This derives from a post that I have just put up on the LL: http://thenakedapegetsdressed.blogspot.com/
Thank the Lord for that. I thought you were going to get Kingstonian and Grayson started again
In one hand they hold Apparel Arts and Esquire illustrations from the 1930s and, in the other, a butterfly net, casting at shadows;
This is one of the things I find so bizarre about fashion commentary...
Re Robert Taylor:
One of my Mum's all time favourite actors. He was a guy almost "too good looking for movies" she reckoned.
My memory of him was his very recognizable gravelly voice which always had a sharp commanding military sort of cadence rather than being the mellifluous voice you would think his looks would have evinced.
I would add Derek Jacobi and Alan Rickman.
I'd rate Nicholson, Spall and Cooke as B1 list in the voice department. I suppose that Clint Eastwood has a voice (apparently he learned the huskiness from MM).
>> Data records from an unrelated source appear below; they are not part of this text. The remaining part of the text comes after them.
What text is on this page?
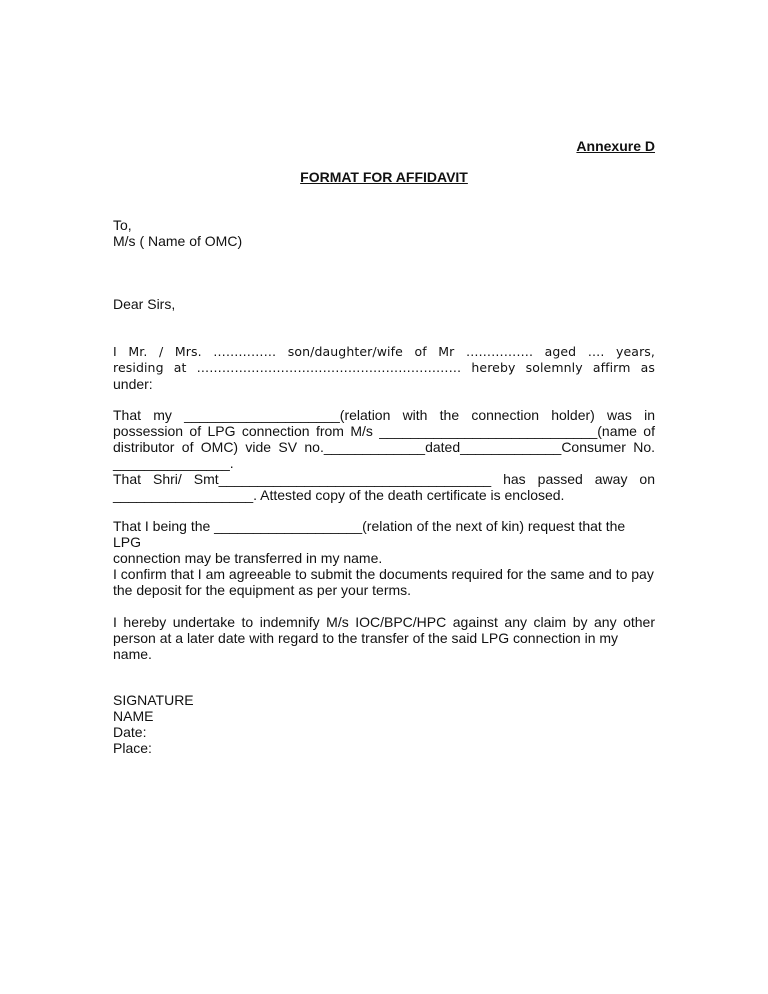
Annexure D
FORMAT FOR AFFIDAVIT
To,
M/s ( Name of OMC)
Dear Sirs,
I Mr. / Mrs. …………… son/daughter/wife of Mr ……………. aged …. years,
residing at ……………………………………………………… hereby solemnly affirm as
under:
That my ____________________(relation with the connection holder) was in
possession of LPG connection from M/s ____________________________(name of
distributor of OMC) vide SV no._____________dated_____________Consumer No.
_______________.
That Shri/ Smt___________________________________ has passed away on
__________________. Attested copy of the death certificate is enclosed.
That I being the ___________________(relation of the next of kin) request that the LPG
connection may be transferred in my name.
I confirm that I am agreeable to submit the documents required for the same and to pay
the deposit for the equipment as per your terms.
I hereby undertake to indemnify M/s IOC/BPC/HPC against any claim by any other
person at a later date with regard to the transfer of the said LPG connection in my name.
SIGNATURE
NAME
Date:
Place:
It's strange actually that most politicians have never had much going for them in voice. Reagan had something but not Clinton, the Bushes, Obarrack; Thatcher, Major (my word), Bliar, Broon, Milliband, Cameron and who's that little guy up there with him?
Yes. For now we see through a glass, darkly. But I'm not sure whether or not the 60s deserve to be viewed as the beginning of the rot.
On Pink Floyd's Piper: How I hate that album. It was playing on what seemed like a loop( which it obviously wasn't because such things were yet to come) during a very bad acid trip many years ago.